A scenario analysis of contrasting socioeconomic narratives indicated that sustainable measures taken by the government will lead to an increase in forest and coffee areas (Green Road scenario), in contrast with a decline in forest areas if government measures focus on rapid economic development (Fossil Fuel scenario).
I also explored the spatial variation of ES from 1986 to 2015 and the impacts of LULC changes on ES provision levels and their interactions through LULC maps from 1986 and 2015 and the InVEST model. This analysis indicated that the conversion of forest to pasture has strong negative impacts on soil erosion control and water flow regulation. I also investigated the separate effects of LULC changes and climate on water dynamics from 1990 to 2015, and explored scenarios of LULC change and climate change for 2045 with the SWAT model and climate data combined with historical and future LULC maps. I found that the variation in climate variables was the main factor for the observed increase in the river streamflow in the study period and that forest can buffer extreme precipitation events.
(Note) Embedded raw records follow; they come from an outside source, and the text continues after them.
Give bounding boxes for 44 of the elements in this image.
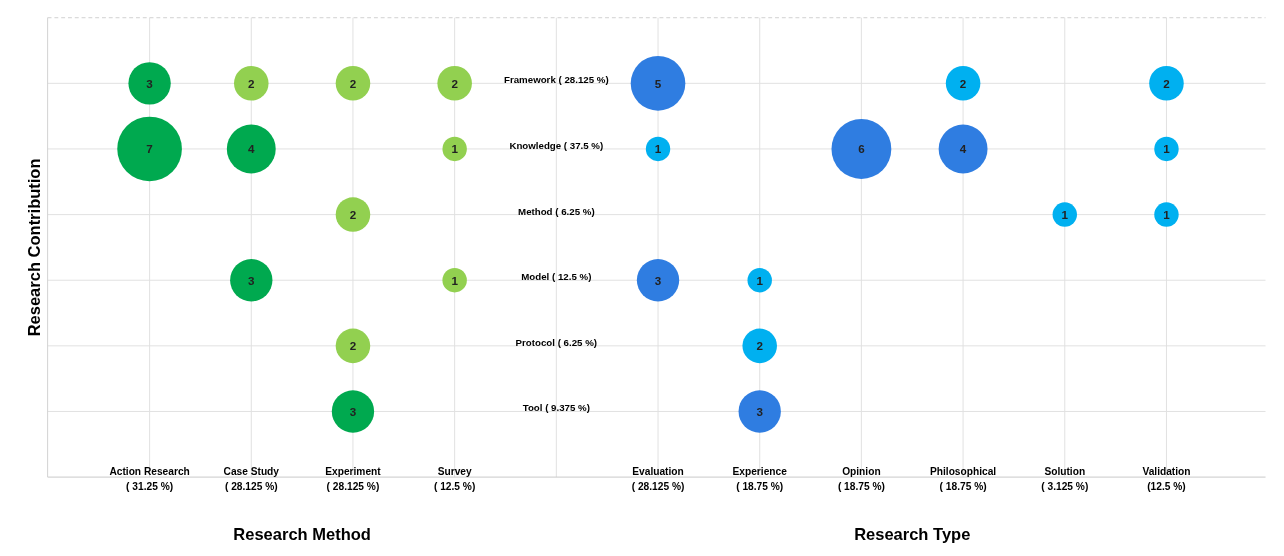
x-tick-label: Survey ( 12.5 %) xyxy=(433,466,476,492)
x-tick-label: Experience ( 18.75 %) xyxy=(732,466,788,492)
x-tick-label: Case Study ( 28.125 %) xyxy=(223,466,280,492)
data-label: 2 xyxy=(451,76,459,90)
data-label: 7 xyxy=(146,142,153,156)
data-label: 1 xyxy=(451,142,459,156)
data-label: 2 xyxy=(248,76,256,90)
data-label: 1 xyxy=(1061,207,1069,221)
data-label: 1 xyxy=(451,273,459,287)
data-label: 2 xyxy=(349,339,357,353)
y-tick-label: Method ( 6.25 %) xyxy=(518,205,595,217)
y-tick-label: Framework ( 28.125 %) xyxy=(504,74,609,86)
x-tick-label: Evaluation ( 28.125 %) xyxy=(631,466,685,492)
x-tick-label: Philosophical ( 18.75 %) xyxy=(929,466,997,492)
x-axis-title: Research Method xyxy=(233,525,371,544)
data-label: 4 xyxy=(959,142,967,156)
data-label: 2 xyxy=(349,76,357,90)
y-tick-label: Model ( 12.5 %) xyxy=(521,271,592,283)
x-tick-label: Action Research ( 31.25 %) xyxy=(109,466,190,492)
data-label: 3 xyxy=(146,76,154,90)
y-tick-label: Knowledge ( 37.5 %) xyxy=(509,139,604,151)
data-label: 3 xyxy=(349,404,357,418)
y-tick-label: Tool ( 9.375 %) xyxy=(522,402,590,414)
data-label: 1 xyxy=(1163,207,1171,221)
x-tick-label: Validation (12.5 %) xyxy=(1142,466,1191,492)
x-tick-label: Opinion ( 18.75 %) xyxy=(837,466,885,492)
data-label: 6 xyxy=(858,142,866,156)
data-label: 2 xyxy=(756,339,764,353)
y-tick-label: Protocol ( 6.25 %) xyxy=(515,336,598,348)
data-label: 2 xyxy=(349,207,357,221)
data-label: 5 xyxy=(654,76,662,90)
data-label: 1 xyxy=(654,142,662,156)
data-label: 3 xyxy=(248,273,256,287)
data-label: 1 xyxy=(1163,142,1171,156)
x-tick-label: Experiment ( 28.125 %) xyxy=(325,466,382,492)
data-label: 3 xyxy=(756,404,764,418)
text: Research Type xyxy=(854,525,971,544)
y-axis-title: Research Contribution xyxy=(24,158,43,337)
data-label: 3 xyxy=(654,273,662,287)
data-label: 2 xyxy=(959,76,967,90)
data-label: 4 xyxy=(248,142,256,156)
data-label: 1 xyxy=(756,273,764,287)
x-tick-label: Solution ( 3.125 %) xyxy=(1041,466,1089,492)
data-label: 2 xyxy=(1163,76,1171,90)
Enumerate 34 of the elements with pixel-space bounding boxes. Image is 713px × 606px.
Finally, I assessed the impact of climate change on the suitability of arabica coffee production in the study region and the potential of agroforestry systems to mitigate these impacts through combining the species distribution model MaxEnt with current and future climate projections. I explored the effect of altered microclimate in agroforestry systems on the suitability for coffee production by adjusting future climate data to reflect conditions in agroforestry systems. I found that the area suitability for coffee production from the current monoculture coffee systems will decline by 60% under projected climatic changes. However, implementation of coffee agroforestry systems can mitigate these negative impacts and maintain 75% of the area suitable for coffee production in 2050.
Combining social and ecological systems in an interdisciplinary framework, generated insights in the relationships between climate and LULC change, and how this influences several ES. This framework allows different stakeholders to find effective ways towards multifunctional landscapes that promote sustainable use of ES.